Lauren Boebert Says She Wants To Abolish the Department of Education

Lauren Boebert has called for the Department of Education to be abolished as part of a bid to get “the federal government completely out of public schools.”

The House Republican was speaking on Friday in support of amendments to the Parents Bill of Rights legislation, which passed the chamber by a 213-208 vote but is unlikely to be approved by the Senate.

Education has emerged as a top culture war dividing line between Democrats and Republicans, with both sides accusing the other of undermining academic freedom, via ‘cancel culture’ and ‘book bans’ respectively.

Lauren Boebert pictured in the House
Lauren Boebert (R-CO) participates in a meeting of the House Oversight and Reform Committee in the Rayburn House Office Building on January 31, 2023 in Washington, DC. On Friday the Colorado Republican called for the Department of Education to be abolished.KEVIN DIETSCH/GETTY

Boebert proposed two amendments to the Parents Bill of Rights legislation, both of which were approved, which would require schools to notify parents if “biological males,” who identify as women, were competing in women’s sports or being given access to female restrooms.

During the debate, Boebert suggested she would like to go further and end federal involvement in education.
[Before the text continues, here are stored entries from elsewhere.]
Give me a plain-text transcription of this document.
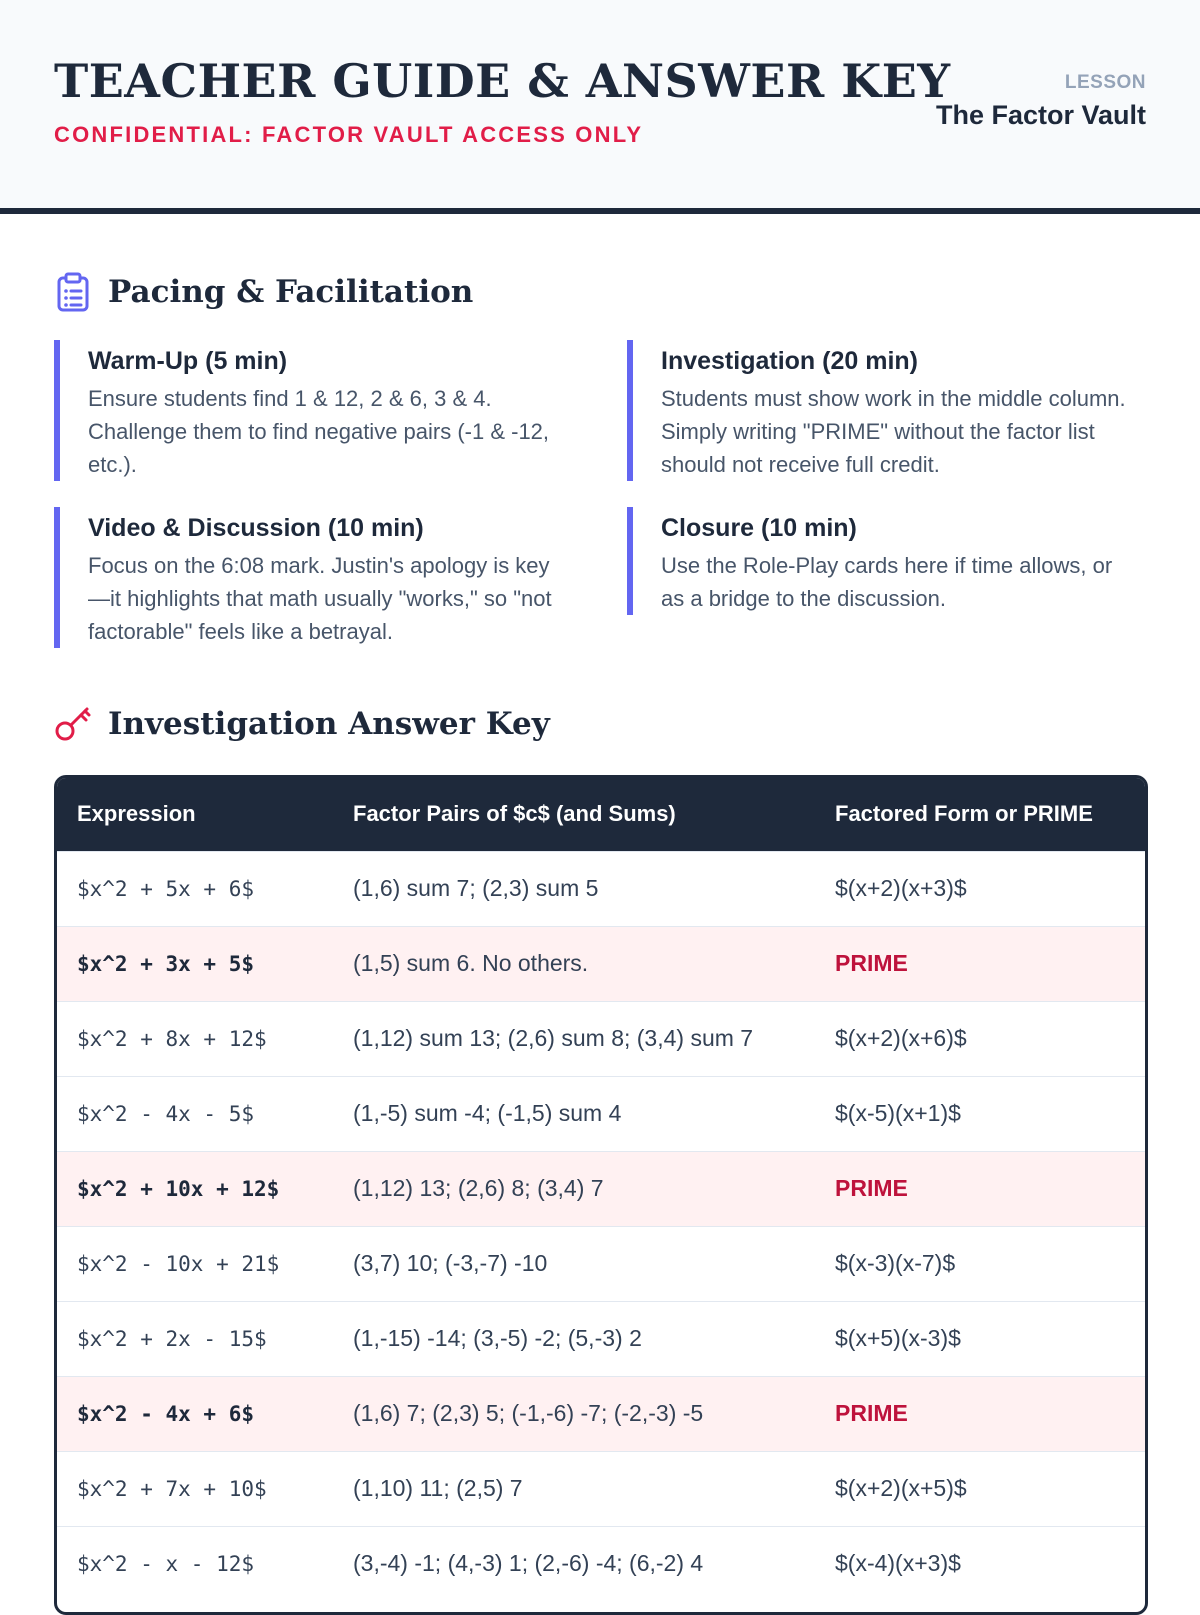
TEACHER GUIDE & ANSWER KEY
CONFIDENTIAL: FACTOR VAULT ACCESS ONLY
LESSON
The Factor Vault
Pacing & Facilitation
Warm-Up (5 min)
Ensure students find 1 & 12, 2 & 6, 3 & 4. Challenge them to find negative pairs (-1 & -12, etc.).
Investigation (20 min)
Students must show work in the middle column. Simply writing "PRIME" without the factor list should not receive full credit.
Video & Discussion (10 min)
Focus on the 6:08 mark. Justin's apology is key—it highlights that math usually "works," so "not factorable" feels like a betrayal.
Closure (10 min)
Use the Role-Play cards here if time allows, or as a bridge to the discussion.
Investigation Answer Key
Expression	Factor Pairs of $c$ (and Sums)	Factored Form or PRIME
$x^2 + 5x + 6$	(1,6) sum 7; (2,3) sum 5	$(x+2)(x+3)$
$x^2 + 3x + 5$	(1,5) sum 6. No others.	PRIME
$x^2 + 8x + 12$	(1,12) sum 13; (2,6) sum 8; (3,4) sum 7	$(x+2)(x+6)$
$x^2 - 4x - 5$	(1,-5) sum -4; (-1,5) sum 4	$(x-5)(x+1)$
$x^2 + 10x + 12$	(1,12) 13; (2,6) 8; (3,4) 7	PRIME
$x^2 - 10x + 21$	(3,7) 10; (-3,-7) -10	$(x-3)(x-7)$
$x^2 + 2x - 15$	(1,-15) -14; (3,-5) -2; (5,-3) 2	$(x+5)(x-3)$
$x^2 - 4x + 6$	(1,6) 7; (2,3) 5; (-1,-6) -7; (-2,-3) -5	PRIME
$x^2 + 7x + 10$	(1,10) 11; (2,5) 7	$(x+2)(x+5)$
$x^2 - x - 12$	(3,-4) -1; (4,-3) 1; (2,-6) -4; (6,-2) 4	$(x-4)(x+3)$
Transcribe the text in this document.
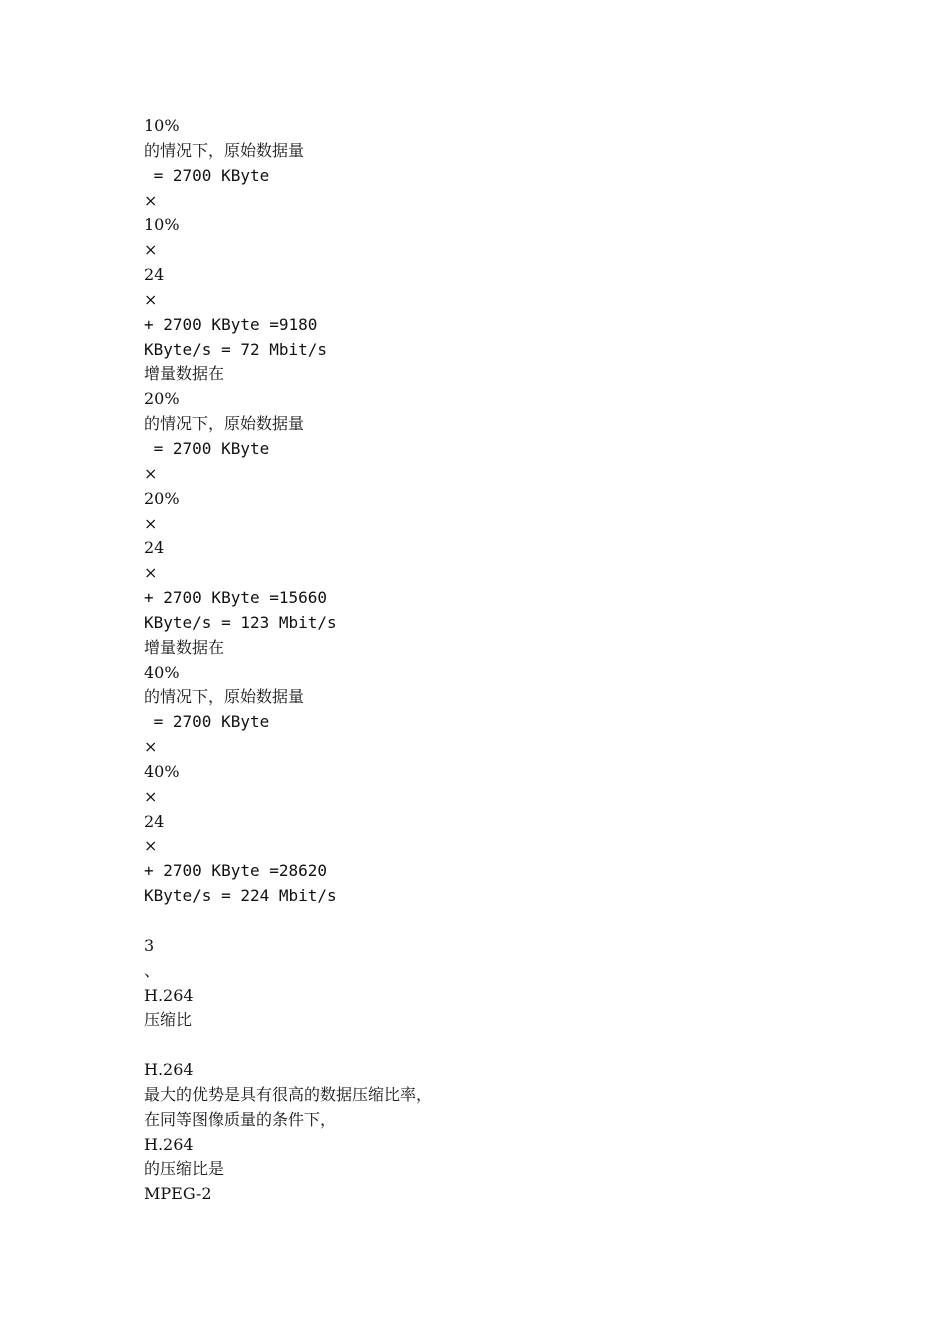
10%
的情况下，原始数据量
= 2700 KByte
×
10%
×
24
×
+ 2700 KByte =9180
KByte/s = 72 Mbit/s
增量数据在
20%
的情况下，原始数据量
= 2700 KByte
×
20%
×
24
×
+ 2700 KByte =15660
KByte/s = 123 Mbit/s
增量数据在
40%
的情况下，原始数据量
= 2700 KByte
×
40%
×
24
×
+ 2700 KByte =28620
KByte/s = 224 Mbit/s
3
、
H.264
压缩比
H.264
最大的优势是具有很高的数据压缩比率，
在同等图像质量的条件下，
H.264
的压缩比是
MPEG-2
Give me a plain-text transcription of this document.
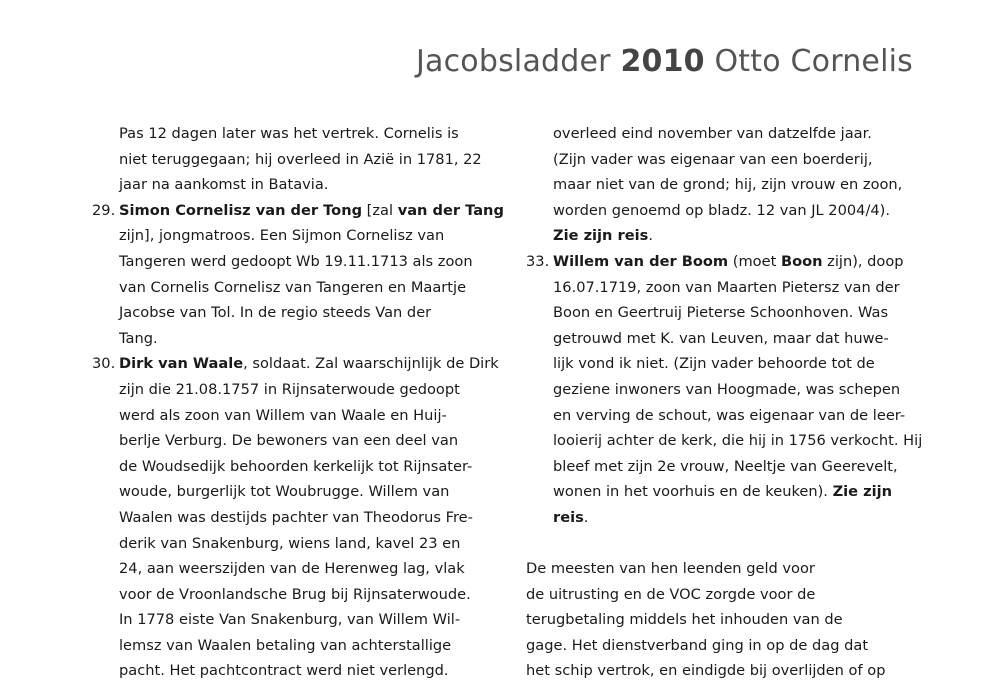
Jacobsladder 2010 Otto Cornelis
Pas 12 dagen later was het vertrek. Cornelis is
niet teruggegaan; hij overleed in Azië in 1781, 22
jaar na aankomst in Batavia.
29. Simon Cornelisz van der Tong [zal van der Tang
zijn], jongmatroos. Een Sijmon Cornelisz van
Tangeren werd gedoopt Wb 19.11.1713 als zoon
van Cornelis Cornelisz van Tangeren en Maartje
Jacobse van Tol. In de regio steeds Van der
Tang.
30. Dirk van Waale, soldaat. Zal waarschijnlijk de Dirk
zijn die 21.08.1757 in Rijnsaterwoude gedoopt
werd als zoon van Willem van Waale en Huij-
berlje Verburg. De bewoners van een deel van
de Woudsedijk behoorden kerkelijk tot Rijnsater-
woude, burgerlijk tot Woubrugge. Willem van
Waalen was destijds pachter van Theodorus Fre-
derik van Snakenburg, wiens land, kavel 23 en
24, aan weerszijden van de Herenweg lag, vlak
voor de Vroonlandsche Brug bij Rijnsaterwoude.
In 1778 eiste Van Snakenburg, van Willem Wil-
lemsz van Waalen betaling van achterstallige
pacht. Het pachtcontract werd niet verlengd.
overleed eind november van datzelfde jaar.
(Zijn vader was eigenaar van een boerderij,
maar niet van de grond; hij, zijn vrouw en zoon,
worden genoemd op bladz. 12 van JL 2004/4).
Zie zijn reis.
33. Willem van der Boom (moet Boon zijn), doop
16.07.1719, zoon van Maarten Pietersz van der
Boon en Geertruij Pieterse Schoonhoven. Was
getrouwd met K. van Leuven, maar dat huwe-
lijk vond ik niet. (Zijn vader behoorde tot de
geziene inwoners van Hoogmade, was schepen
en verving de schout, was eigenaar van de leer-
looierij achter de kerk, die hij in 1756 verkocht. Hij
bleef met zijn 2e vrouw, Neeltje van Geerevelt,
wonen in het voorhuis en de keuken). Zie zijn
reis.
De meesten van hen leenden geld voor
de uitrusting en de VOC zorgde voor de
terugbetaling middels het inhouden van de
gage. Het dienstverband ging in op de dag dat
het schip vertrok, en eindigde bij overlijden of op
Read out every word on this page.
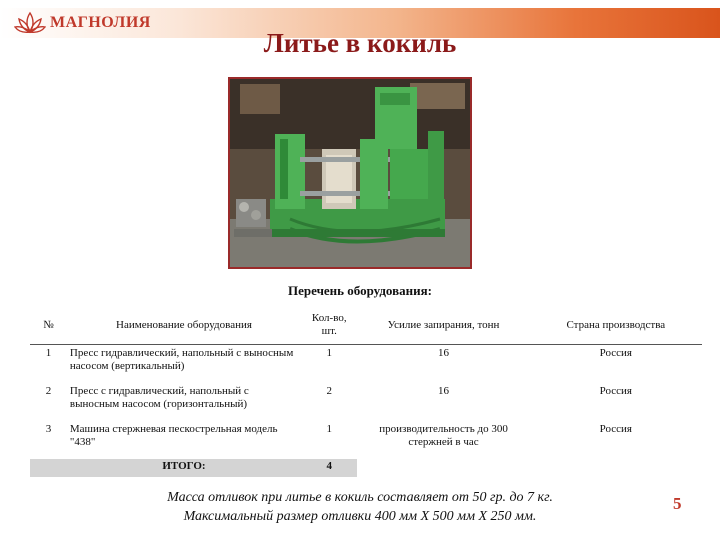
МАГНОЛИЯ
Литье в кокиль
Перечень оборудования:
№	Наименование оборудования	Кол-во, шт.	Усилие запирания, тонн	Страна производства
1	Пресс гидравлический, напольный с выносным насосом (вертикальный)	1	16	Россия
2	Пресс с гидравлический, напольный с выносным насосом (горизонтальный)	2	16	Россия
3	Машина стержневая пескострельная модель "438"	1	производительность до 300 стержней в час	Россия
	ИТОГО:	4		
Масса отливок при литье в кокиль составляет от 50 гр. до 7 кг.
Максимальный размер отливки 400 мм X 500 мм X 250 мм.
5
She commented: “I’m more in favor of abolishing the federal Department of Education, and getting the federal government completely out of public schools, but we’re not there now and we do fund public schools.”

A 14-second clip of this exchange was shared on Twitter by Ron Filipkowski, who claims to “monitor and report right-wing extremism,” where it accumulated more than 500,000 views.

Newsweek has contacted Boebert by email requesting more details about her proposal to disband the Department of Education, and whether she would like to see an end to all federal funding of public schools.

The Parents Bill of Rights is a piece of Republican-supported legislation that would require schools to publish their curricula and provide parents with lists of books available in the school library.

Whilst it passed the House it is almost certain to fall short in the Senate, where the Democrats have a majority.

Arguing for the legislation, House Republican Julia Letlow, one of the bill’s sponsors, said: “It is not an attempt to have Congress dictate their curriculum or determine the books in the library.